New Jersey Motorsports Park
Stevenson Motorsports No. 57 second in GT
New Jersey Motorsports Park proved it may take a year of seasoning before it is truly a track that can be liked by all. The fans turned out from the tri-state area to see some of the best action of the year, some caused by the competitors, most attributed to the dust and dirt of this brand new racing facility. Five cautions for 27 laps hampered the speed of the race, with those caution periods used to blow dust and debris from the racing surface.
Andrew Davis started the No. 57 Stevenson Motorsports Pontiac GXP.R from the front row and maintained second place right up to when he transferred the controls to teammate Robin Liddell. Liddell ran a conservative first part of his stint to let the race settle in. On the second half of his time in the car he began to move forward and took the lead of the GT race on lap 57 He couldn't hold off the charging 67 and with the big picture of the championship looming he ran a fast yet safe race to come home in second. Paul Edwards and Kelly Collins still lead the GT points with 337 in their Banner Pontiac GXP.R, with Liddell and Davis moving into second just five points out.

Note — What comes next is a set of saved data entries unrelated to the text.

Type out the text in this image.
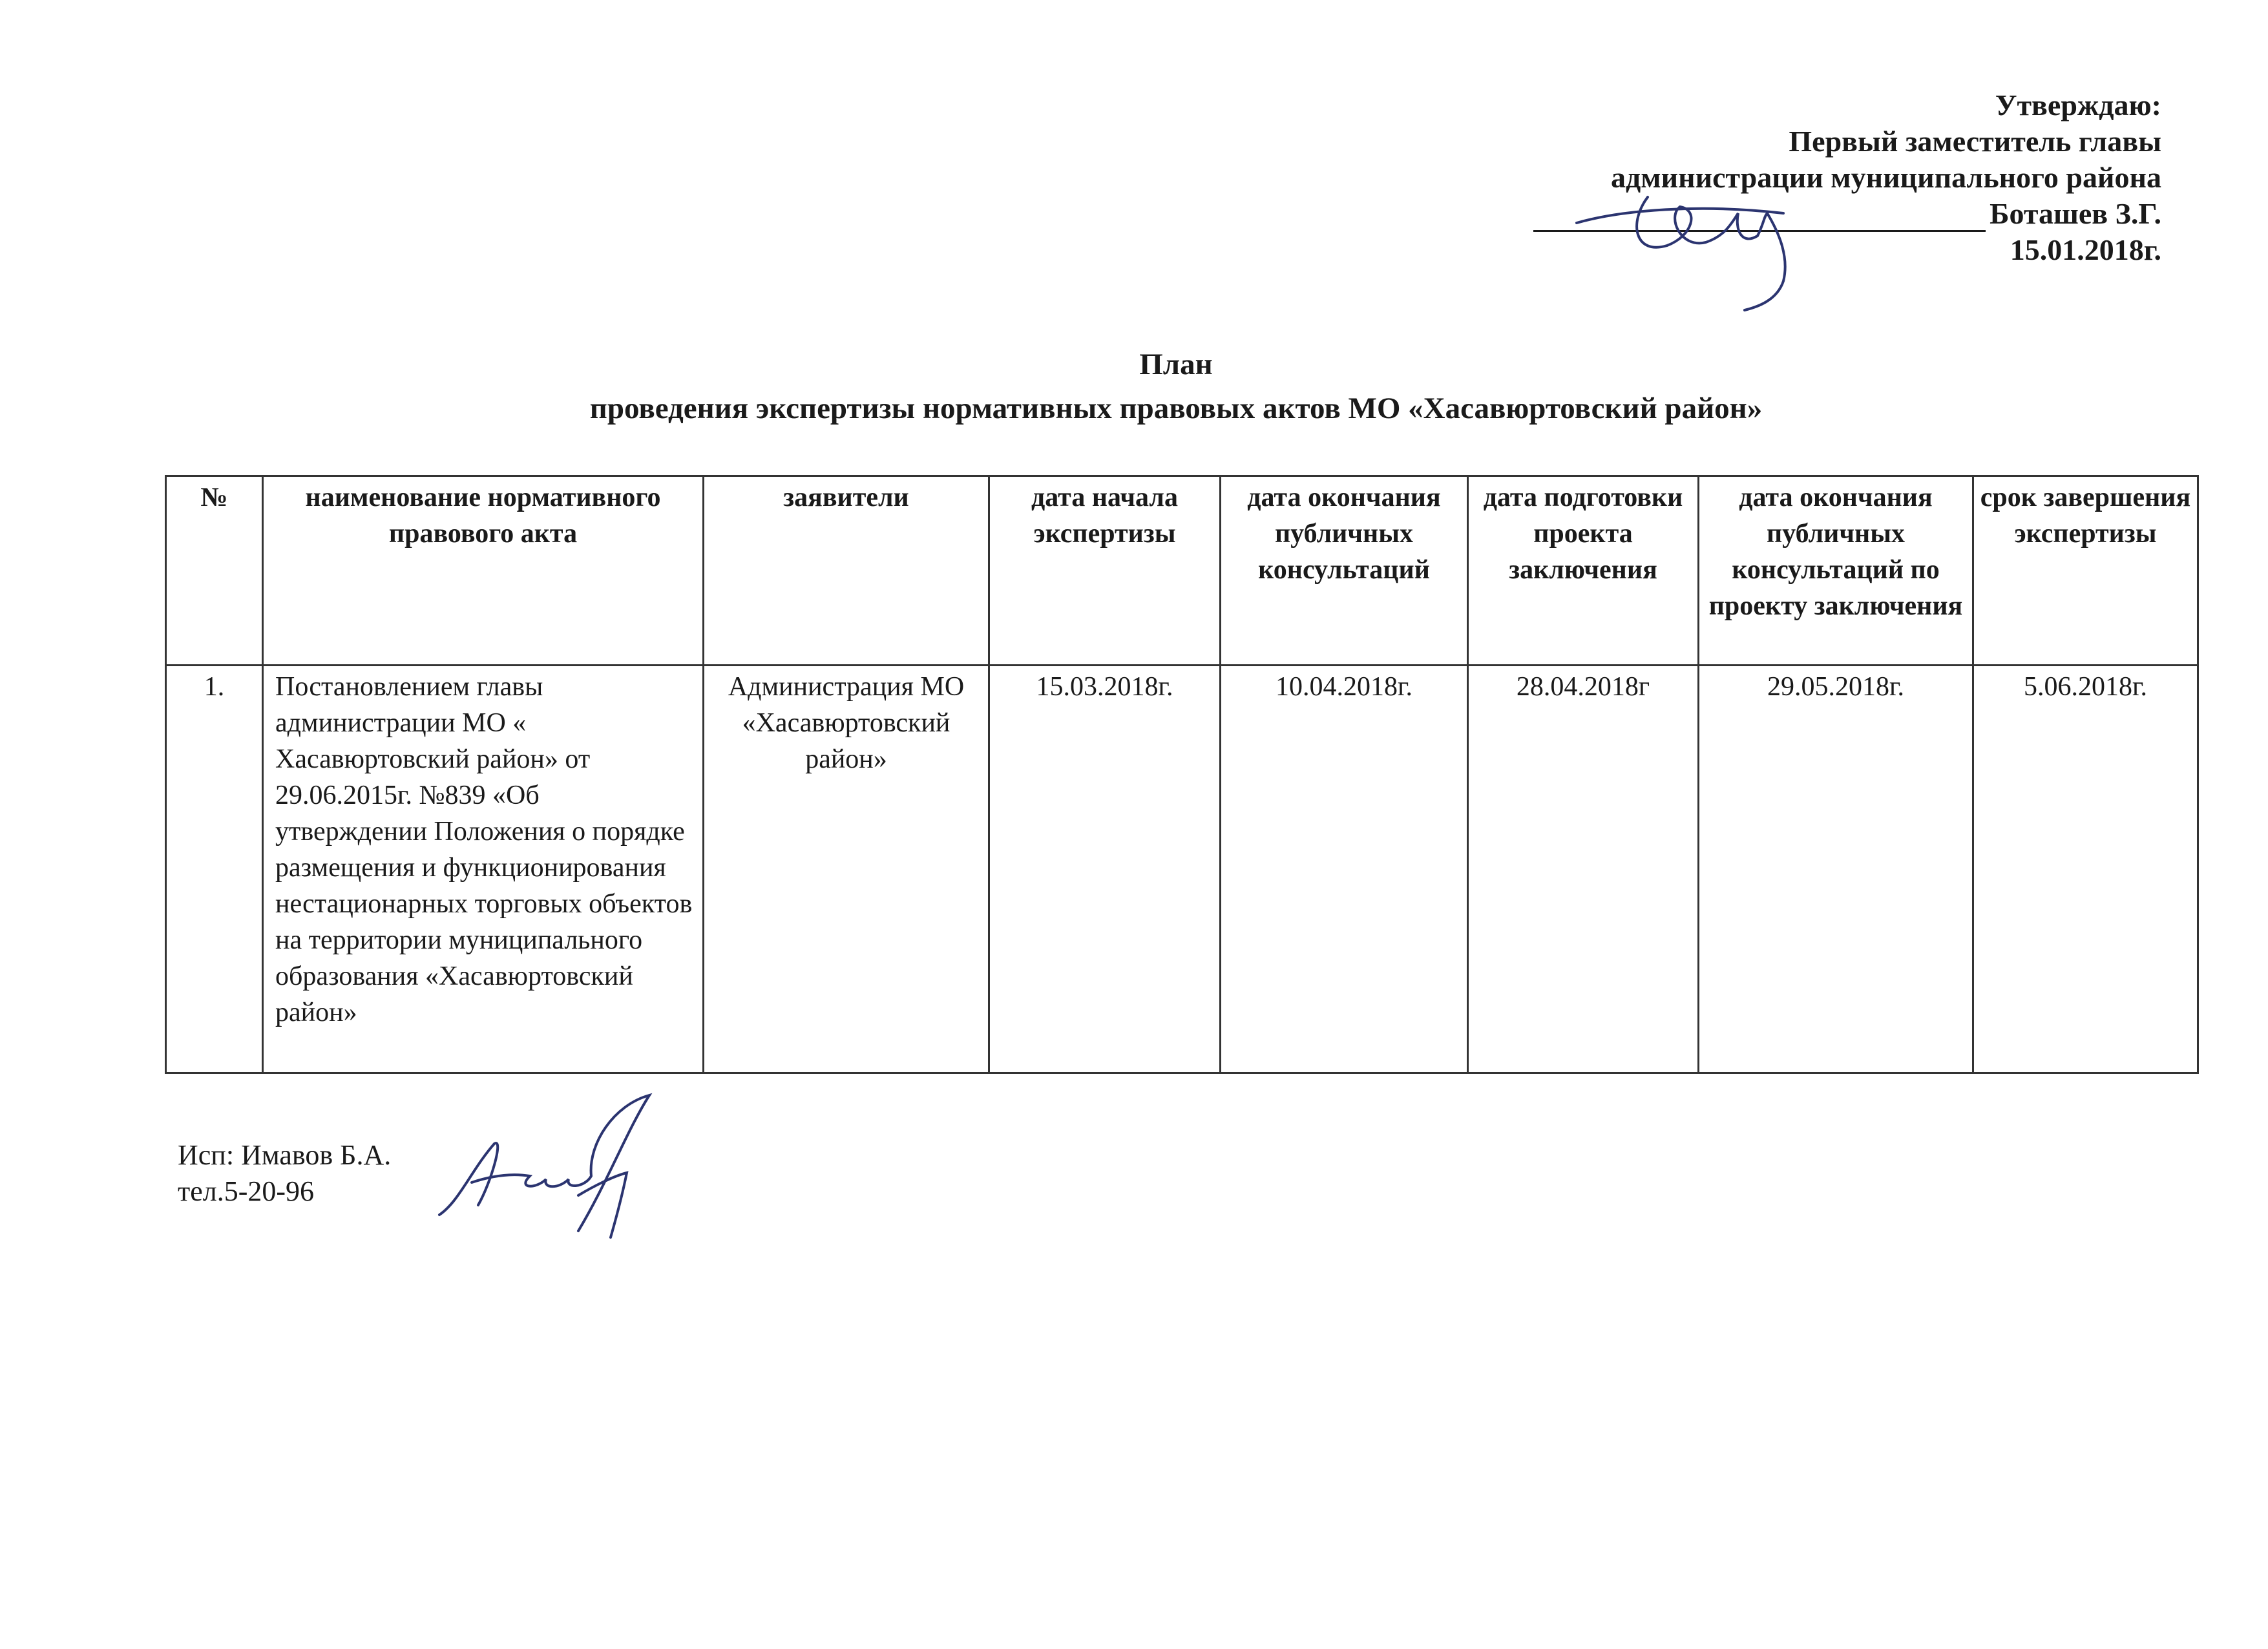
Утверждаю:
Первый заместитель главы
администрации муниципального района
Боташев З.Г.
15.01.2018г.
План
проведения экспертизы нормативных правовых актов МО «Хасавюртовский район»
№	наименование нормативного правового акта	заявители	дата начала экспертизы	дата окончания публичных консультаций	дата подготовки проекта заключения	дата окончания публичных консультаций по проекту заключения	срок завершения экспертизы
1.	Постановлением главы администрации МО « Хасавюртовский район» от 29.06.2015г. №839 «Об утверждении Положения о порядке размещения и функционирования нестационарных торговых объектов на территории муниципального образования «Хасавюртовский район»	Администрация МО «Хасавюртовский район»	15.03.2018г.	10.04.2018г.	28.04.2018г	29.05.2018г.	5.06.2018г.
Исп: Имавов Б.А.
тел.5-20-96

Valiante started from outside of the front row and by lap six he was in the lead. The No. 10 Dallara led up to the team's first pit stop. Valiante turned the wheel over to Max Angelelli who had some off course excursions but maintained his poise to comeback and finished second. The finish is the second best of the season. The bankers won the race just last weekend at Infineon.
Miller Motorsports Park
Banner Racing No. 07 wins in GT
In ever changing weather conditions at Miller Motorsports Park the duo of Edwards and Collins were able to defend their race win from last year as well as close the 2008 Rolex Series season as the GT champions. The race had plenty of drama including a rain storm that saturated the racing surface. Collins was caught in the downpour and pitted on lap 77 for a driver change and rain tires under caution. The team then had Edwards return to pit lane before the race went green on lap 81 for slicks and this gave the team nearly a lap advantage on the rest of the GT field and was the deciding moment of the race.
In the Daytona Prototype race the No. 10 SunTrust Pontiac Dallara driven by Michael Valiante and Max Angelelli finished second. The team had a strong race all day leading 12 laps. At the end Angelelli could not get a break to take the win.
The Rolex 24 Hour at Daytona will be the first race of the 2009 Grand-Am season and will be held January 24-25.